Appetizers lean toward fried finger foods displayed in a case. Nibble on a breaded “Chinese roll” filled with potato and shredded fish or beef while Hashim disappears into the kitchen to cook hoppers and warm curries. For dessert choose watalappan, a version of flan made with coconut milk, and Ceylon tea made from leaves grown on a Sri Lankan plantation. Apey Kade’s informal dining rooms span two small floors. A few tables line the wall across the table from the ordering counter; 30 additional seats accommodate overflow for the lunch crowd that comes for the small but ever-changing lunch buffet. Hashim and Rodrigo do plenty of takeout business, but I like sitting down immediately to eat some of the call-ahead dishes listed under the menu’s “special orders” section; most of these take only an hour or two of notice. Lamprais (pronounced lump-rice) is the most compelling one to request. The word has Dutch origins but the meal thoroughly evokes Sri Lanka: It is feast wrapped in a banana leaf. Boneless chicken or beef curry; eggplant melted to utter submission; green bananas fried and then bathed in coconut milk; seeni sambol, a tangled of fiercely spiced and caramelized onions; one squishy fish croquette; and a bed of short-grained rice: Hashim carefully arranges all these elements together in the center of a leaf and then steams the bundle before serving. The steam when you unwrap this parcel releases a bottled-up free verse of sweet spice and coconut palms and nutty rice.

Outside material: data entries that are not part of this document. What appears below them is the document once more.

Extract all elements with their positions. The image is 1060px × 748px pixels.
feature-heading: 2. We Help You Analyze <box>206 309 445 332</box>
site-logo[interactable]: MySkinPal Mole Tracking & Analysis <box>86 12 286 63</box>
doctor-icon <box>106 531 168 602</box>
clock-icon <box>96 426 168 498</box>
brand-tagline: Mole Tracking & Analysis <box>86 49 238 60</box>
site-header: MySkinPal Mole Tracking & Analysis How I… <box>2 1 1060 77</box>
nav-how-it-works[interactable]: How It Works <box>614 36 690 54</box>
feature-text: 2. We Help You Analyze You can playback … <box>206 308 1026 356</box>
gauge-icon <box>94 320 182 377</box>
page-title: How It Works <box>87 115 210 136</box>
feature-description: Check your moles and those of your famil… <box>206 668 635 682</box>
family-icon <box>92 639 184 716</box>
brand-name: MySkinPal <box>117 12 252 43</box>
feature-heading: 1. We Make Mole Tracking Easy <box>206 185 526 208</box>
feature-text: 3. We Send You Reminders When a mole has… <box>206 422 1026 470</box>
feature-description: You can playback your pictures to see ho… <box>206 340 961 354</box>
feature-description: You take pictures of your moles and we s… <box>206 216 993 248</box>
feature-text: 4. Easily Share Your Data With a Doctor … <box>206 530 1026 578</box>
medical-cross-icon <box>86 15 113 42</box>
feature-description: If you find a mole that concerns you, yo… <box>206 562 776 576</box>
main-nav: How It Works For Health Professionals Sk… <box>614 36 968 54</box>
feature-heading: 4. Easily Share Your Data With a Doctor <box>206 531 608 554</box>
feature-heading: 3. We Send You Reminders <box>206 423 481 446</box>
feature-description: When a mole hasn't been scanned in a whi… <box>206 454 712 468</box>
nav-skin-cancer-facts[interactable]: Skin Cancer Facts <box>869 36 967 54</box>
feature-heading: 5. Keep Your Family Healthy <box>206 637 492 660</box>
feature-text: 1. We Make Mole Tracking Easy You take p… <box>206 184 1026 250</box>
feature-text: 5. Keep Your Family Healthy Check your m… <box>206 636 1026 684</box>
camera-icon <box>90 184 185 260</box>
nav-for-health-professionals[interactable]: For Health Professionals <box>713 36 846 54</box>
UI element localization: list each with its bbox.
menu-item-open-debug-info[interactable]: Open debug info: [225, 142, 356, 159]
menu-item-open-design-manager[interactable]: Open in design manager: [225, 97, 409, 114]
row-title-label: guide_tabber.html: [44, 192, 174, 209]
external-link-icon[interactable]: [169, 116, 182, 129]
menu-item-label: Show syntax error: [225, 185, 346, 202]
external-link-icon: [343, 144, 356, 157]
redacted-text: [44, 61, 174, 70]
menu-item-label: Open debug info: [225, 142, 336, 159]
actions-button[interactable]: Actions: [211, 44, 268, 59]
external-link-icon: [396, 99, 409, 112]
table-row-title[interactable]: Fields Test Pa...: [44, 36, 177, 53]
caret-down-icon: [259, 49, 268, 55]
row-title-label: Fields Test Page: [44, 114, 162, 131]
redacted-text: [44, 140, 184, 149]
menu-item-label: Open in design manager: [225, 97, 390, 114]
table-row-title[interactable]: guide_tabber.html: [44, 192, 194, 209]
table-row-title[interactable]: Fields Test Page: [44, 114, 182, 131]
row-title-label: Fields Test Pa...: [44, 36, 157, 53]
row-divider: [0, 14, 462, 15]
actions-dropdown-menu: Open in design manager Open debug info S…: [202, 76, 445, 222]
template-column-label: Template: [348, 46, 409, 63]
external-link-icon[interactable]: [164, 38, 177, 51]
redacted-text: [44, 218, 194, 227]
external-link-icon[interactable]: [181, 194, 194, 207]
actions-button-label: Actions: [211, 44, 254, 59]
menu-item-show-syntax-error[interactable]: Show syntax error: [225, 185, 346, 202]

Sri Lanka shares some culinary traits with South India. The flavors in the beef lamprais remind me of my dear friend Asha, an incredible cook in Atlanta who’s originally from India’s southwestern state of Kerala, which sits across the Laccadive Sea from Sri Lanka. I know from her to eat this spread with my right hand, waiting for the food to slightly cool before I form bits of this and that, held together by rice, into a loose ball in my palm. Rodrigo looks at me, nodding and laughing. He tilts his head to the back of the restaurant. “The restroom is that way to wash your hands when you finish.” Hashim makes a fish curry that I have only ever tasted before from Asha’s hands. The secret ingredient is a dried regional fruit with many names: goraka, kudampuli, Malabar tamarind. It imparts a sour, smoky tanginess to seafood for which the palate has no other reference. It’s my favorite thing Asha makes. Hashim’s is wonderful; I may have gone teary when I took the first sip of broth. I didn’t expect that the cooking at Apey Kade would taste like home to me, too.